Encontro do padre Manuel da Nóbrega com um pajé indígena

Foto de Aristóteles Barcelos Neto - Máscaras Wauja
“Trabalhei por me encontrar com um feiticeiro, o maior desta terra, o qual todos chamam para curar as suas doenças. Perguntei-lhe em nome de que poder o fazia, se tinha comunicação com Deus, que fez o céu e a terra e reinava nos céus, ou com o demônio, que estava nos infernos? Respondeu-me com pouca vergonha, que ele era deus, e que havia nascido deus, e me mostrou um deles a quem dizia haver curado, e que o Deus dos céus era seu amigo e lhe aparecia em nuvens, em trovões e em relâmpagos, e em outras muitas coisas”.
(In: Cartas dos primeiros jesuítas do Brasil.
Editadas pelo padre Serafim Leite. São Paulo:
Comissão do IV Centenário da Cidade de São Paulo, 1954)
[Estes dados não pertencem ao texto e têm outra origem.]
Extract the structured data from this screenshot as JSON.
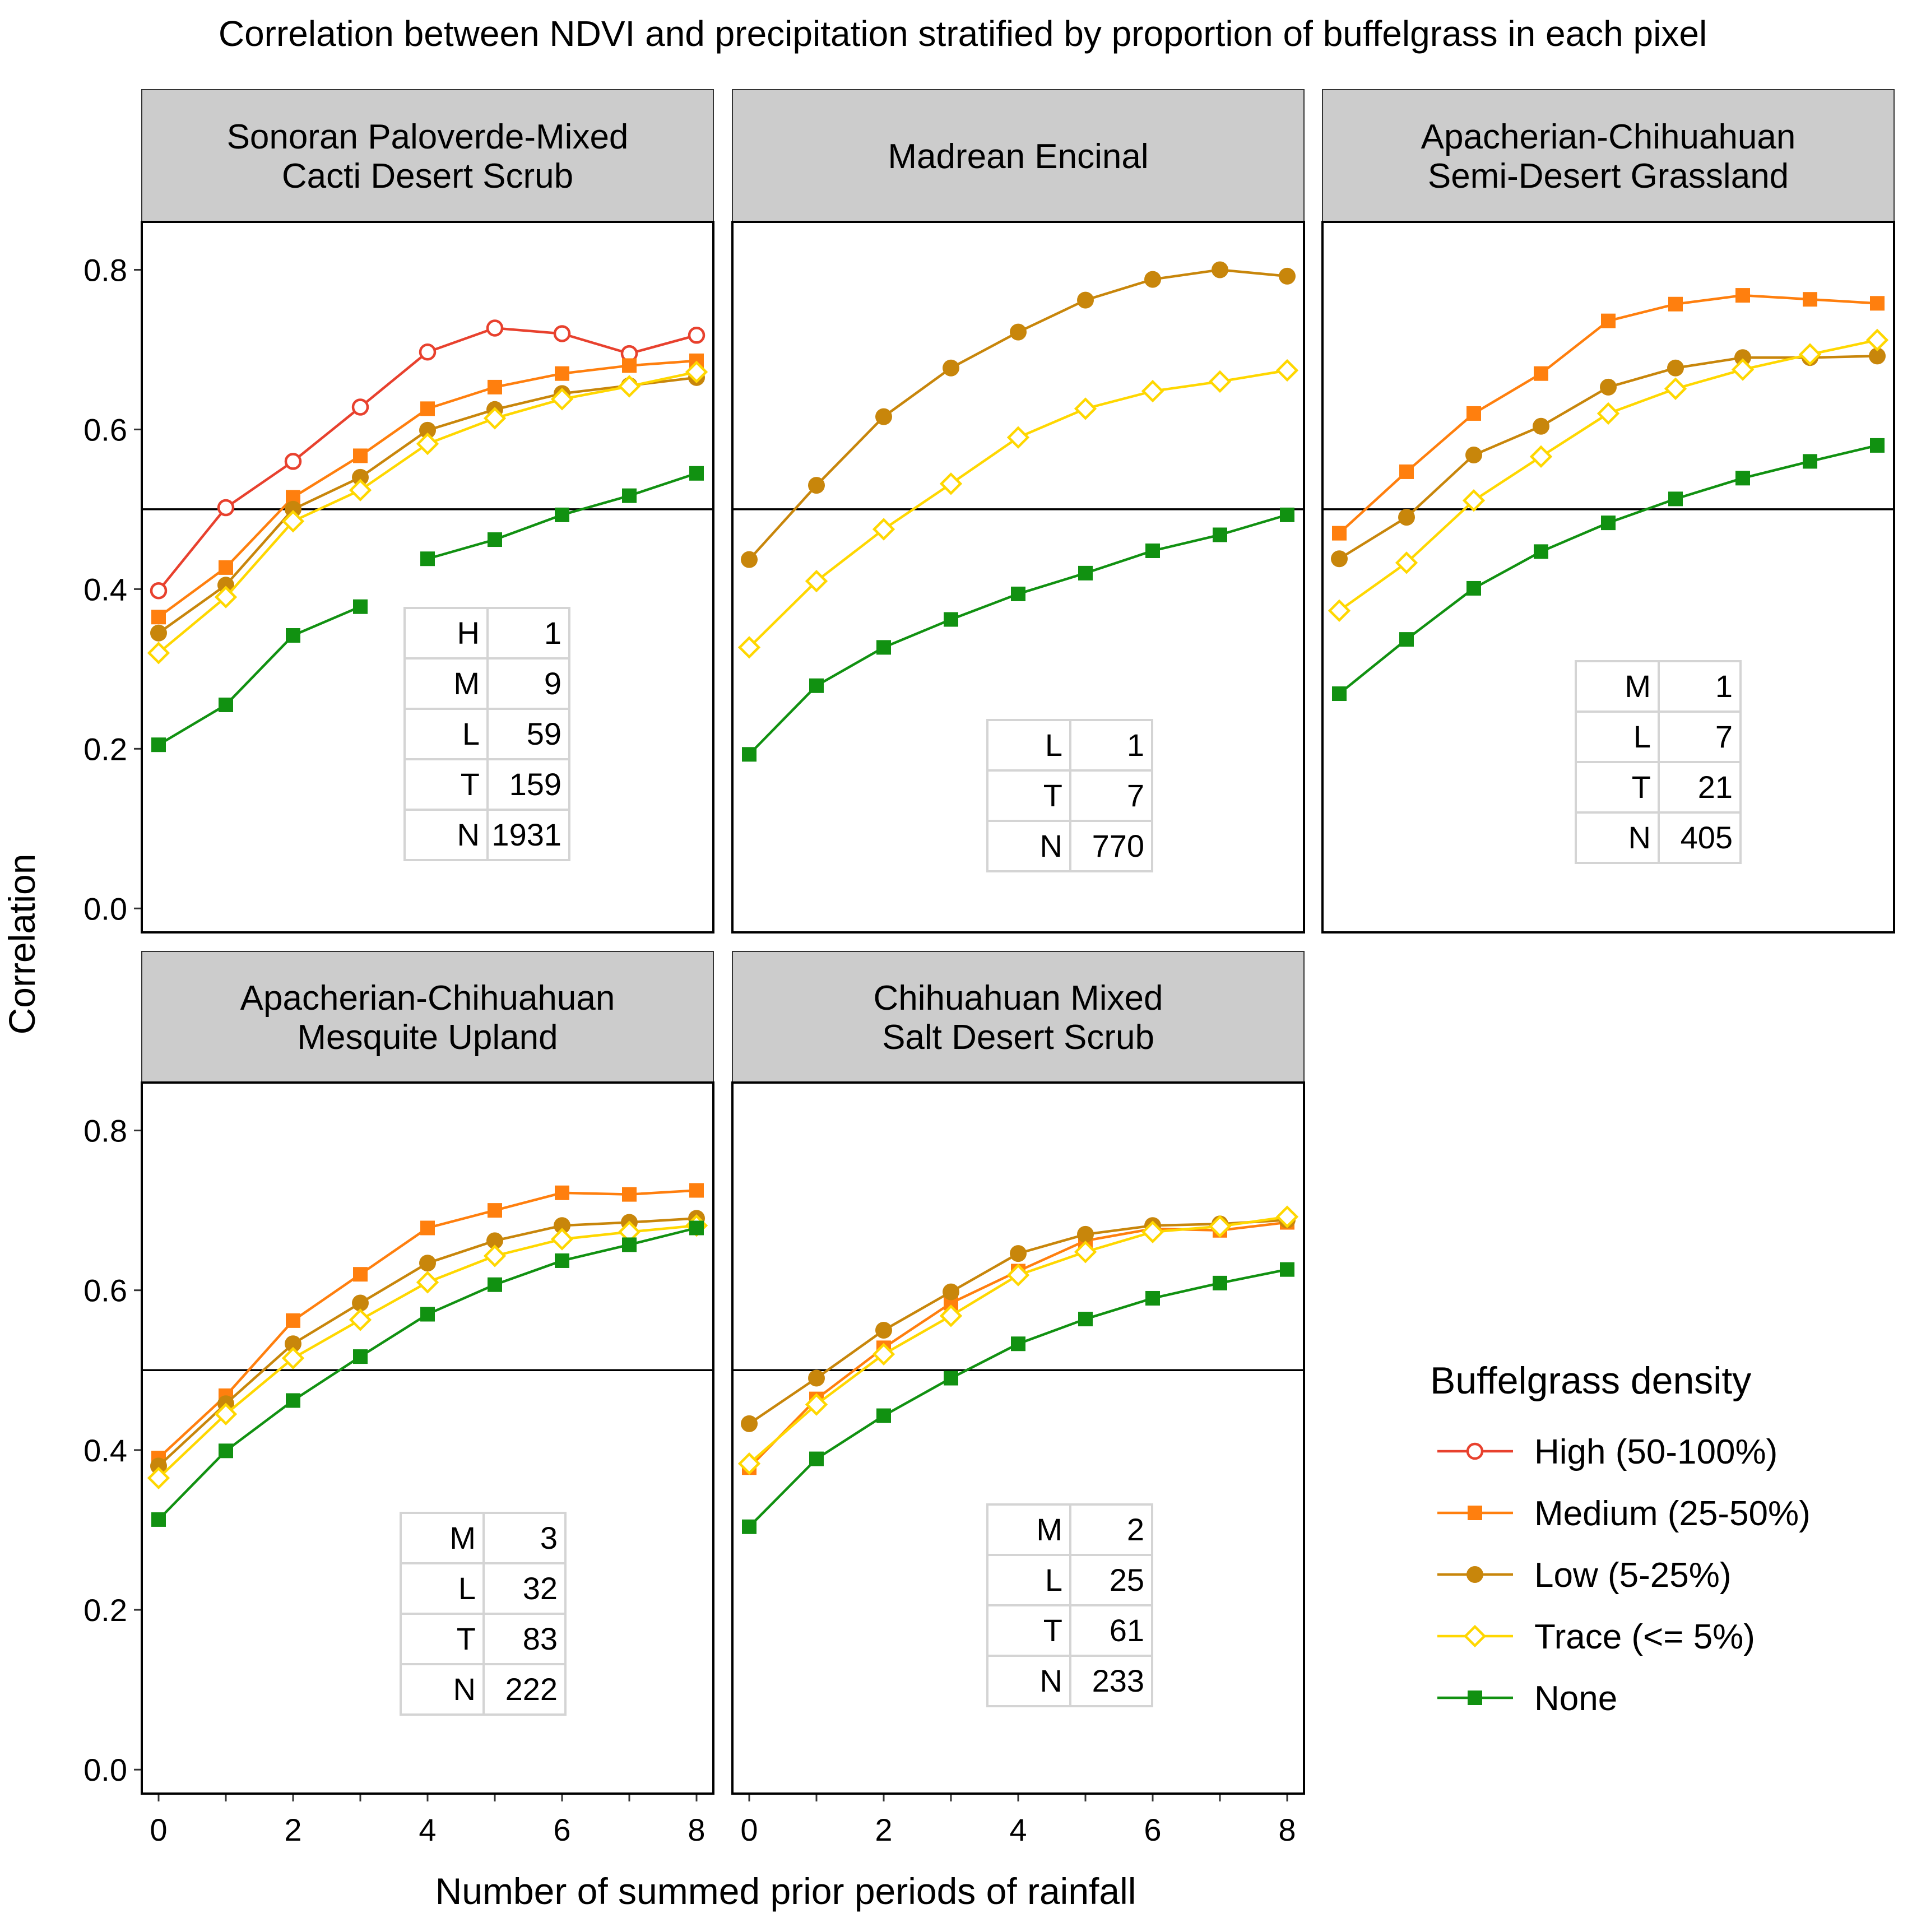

Sobre o papel dos pajés entre os Tupinambás da costa do Brasil, quando da chegada dos primeiros missionários jesuítas no século XVI, pode-se afirmar que:
Em relação às sociedades indígenas do Brasil, o mundo sobrenatural era muito real para os indígenas. Sentiam-se rodeados de espíritos, benéficos ou maléficos, alguns protetores, mas em sua maioria malévolos. A vida tribal estava envolvida numa trama de lendas, mitos, cerimônias e crenças espirituais. Toda tribo tinha pajé para interpretar o mundo sobrenatural e curar por meio de seus poderes especiais.